I've encountered the same problem after I trained an XLM using fairseq code.
I get the same exception.
Any conclusion?
I've figured it out, you need to add the args: --encoder-learned-pos and --decoder-learned-pos
@ngoyal2707 now does translation_from_pretrained_xlm task support xlm-r models. ?
@tonylekhtman, were you able finetune your trained XLM in fairseq for NMT in fairseq?
@ajesujoba
I was able to pretrain the xlm model and then finetune it for nmt.
The pretraining and fine-tuning was done using fairseq
Hi @tonylekhtman, that's great!! can you please share your training script for the pretraining and fine-tuning using fairseq? Thanks!
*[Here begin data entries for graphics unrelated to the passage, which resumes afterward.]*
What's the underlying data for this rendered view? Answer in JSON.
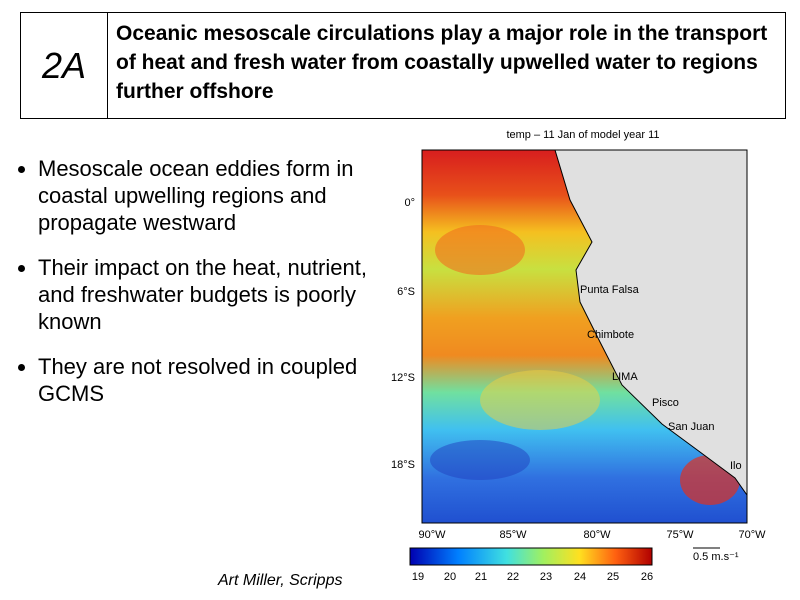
{
  "header": {
    "label": "2A",
    "title": "Oceanic mesoscale circulations play a major role in the transport of heat and fresh water from coastally upwelled water to regions further offshore"
  },
  "bullets": [
    "Mesoscale ocean eddies form in coastal upwelling regions and propagate westward",
    "Their impact on the heat, nutrient, and freshwater budgets is poorly known",
    "They are not resolved in coupled GCMS"
  ],
  "figure": {
    "title": "temp – 11 Jan of model year 11",
    "lat_labels": [
      "0°",
      "6°S",
      "12°S",
      "18°S"
    ],
    "lon_labels": [
      "90°W",
      "85°W",
      "80°W",
      "75°W",
      "70°W"
    ],
    "places": [
      "Punta Falsa",
      "Chimbote",
      "LIMA",
      "Pisco",
      "San Juan",
      "Ilo"
    ],
    "colorbar_labels": [
      "19",
      "20",
      "21",
      "22",
      "23",
      "24",
      "25",
      "26"
    ],
    "scale_label": "0.5 m.s⁻¹"
  },
  "footer": {
    "credit": "Art Miller, Scripps"
  }
}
The pretraining code is taken from here:
https://github.com/pytorch/fairseq/tree/master/examples/cross_lingual_language_model
Then you need to preprocess the bilinugal data you are interested in ft on using fairseq-preprocess.
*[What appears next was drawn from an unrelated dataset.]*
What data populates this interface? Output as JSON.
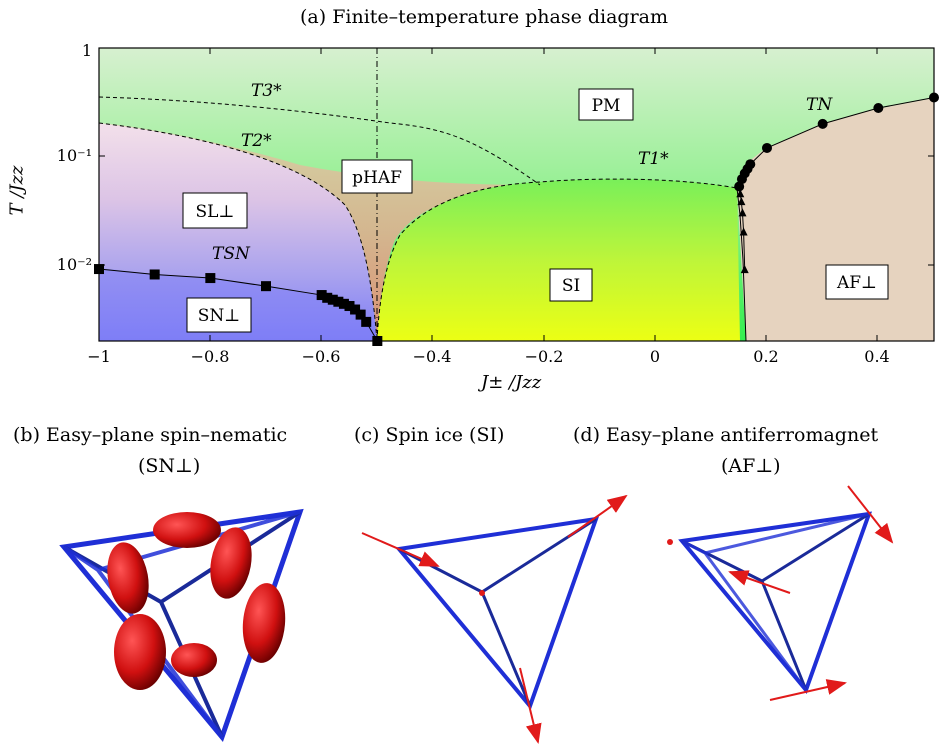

The fineutining code is as follows:
fairseq-train --data /path/to/preprocessed_bilingual_data --task translation_from_pretrained_xlm -a transformer_from_pretrained_xlm --pretrained-xlm-checkpoint /path/to/pretrained_model_checkpoint --max-tokens 4000 --encoder-embed-dim 1024 --decoder-embed-dim 1024 --encoder-ffn-embed-dim 4096 --encoder-learned-pos --decoder-learned-pos --max-source-positions 256 --max-target-positions 256 --num-workers 6
Cool! Thanks @tonylekhtman . Had the same command, just wanted to be sure. Thanks once again!
@tonylekhtman Hi! Does the XLM pretrain from fairseq only support the MLM? I found the origin XLM repository can pretrain for MLM+TLM, but fairseq's example saied only MLM is supported.